寫完 instance 後，可以開始給 task 了

# proj/tasks.py

from proj.celery import app

@app.task
def add(x, y):
    return x + y

@app.task
def mul(x, y):
    return x * y

@app.task
def xsum(numbers):
    return sum(numbers)

啟動 Celery 

接下來可以用 command 啟動 celery

# celery -A ${app instance} worker -l info
# 如果 -A 後面接的 folder 的話，會去找裡面的 celery.py
# 等同於 "celery -A proj.celery worker -l info"
# 如果在 proj 底下的 app instance 檔案叫 mycelery.py 的話
# command 就變成 "celery -A proj.mycelery worker -l info"

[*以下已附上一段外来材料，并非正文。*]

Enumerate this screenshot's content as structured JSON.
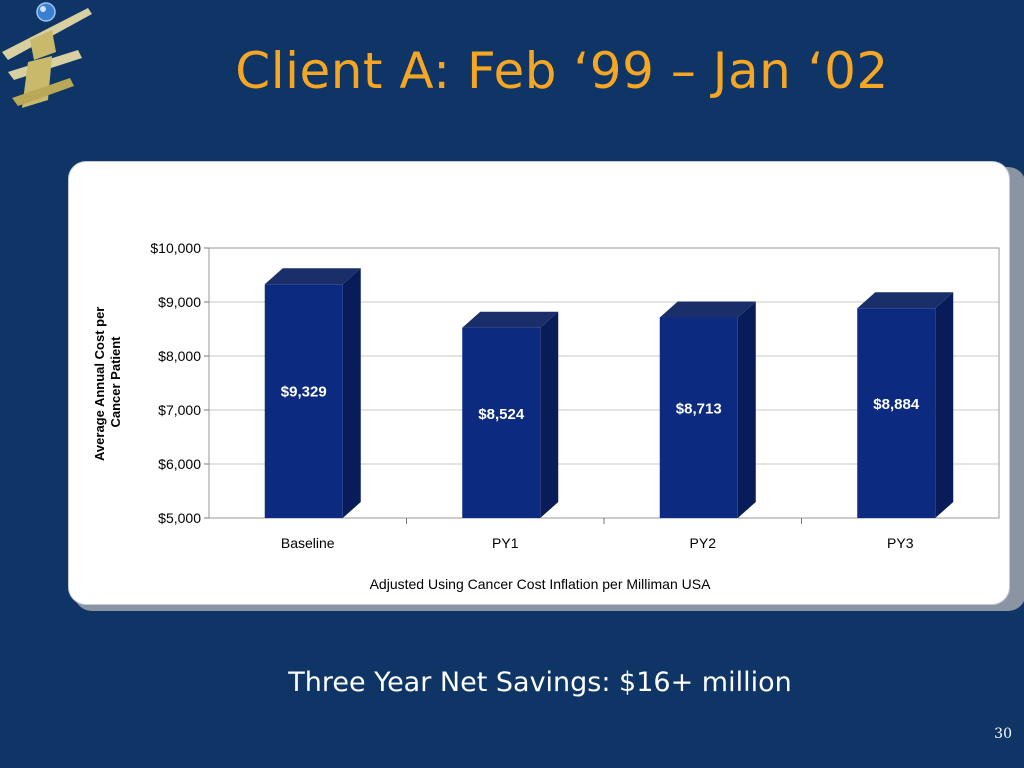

celery -A proj worker -l info

# More Help

celery worker --help

celery help

啟動畫面 :

 -------------- celery@linux-dv v3.1.17 (Cipater)
---- **** -----
--- * ***  * -- Linux-3.17.3-1-ARCH-x86_64-with-arch
-- * - **** ---
1. ** ---------- [config]
2. ** ---------- .> app:         __main__:0x7fc92f14e0f0
3. ** ---------- .> transport:   amqp://guest:**@localhost:5672//
4. ** ---------- .> results:     amqp://
5. *** --- * --- .> concurrency: 8 (prefork)
-- ******* ----
--- ***** ----- [queues]
  -------------- .> celery           exchange=celery(direct) key=celery


[tasks]
   . proj.task.add
   . proj.task.mul
   . proj.task.xsum

開始丟 Task 

from proj.tasks import add

add(4, 5)           # 直接 call 不換產生 task 給 Celery，而是會直接做
add.delay(4, 5)     # 用 delay 會產生 task 交給 Celery，所以是 asynchronous 的
                    # delay 其實 "apply_async" 的 shortcut
                    # add.delay(4, 5) 等同於 add.apply_async((4, 5))

data = add.delay(8, 9)  # type(data) : celery.result.AsyncResult
data.get(timeout=1) # 取值，等超過 1 秒還沒完成就 timeout，會 raise TimeoutError

data.revoke(terminate=True) # 強制停止 task

強制停止 task (from outside) :

from celery.task.control import revoke

# 參數一是 task id，可以從 celery 的 log 中的得知
revoke("69511b35-dcbc-4f93-9252-e428ed8114f5", terminate=True)

保存結果 

如果要持續監控 tasks 的狀態的話，需要把 Celery 接上 backend 來儲存，內建的 backend 支援有很多種，例如: SQLAlchemy、Django ORM、Memcached、Redis、AMQP (RabbitMQ)、MongoDB 等，或者是可以自己接新的 backend。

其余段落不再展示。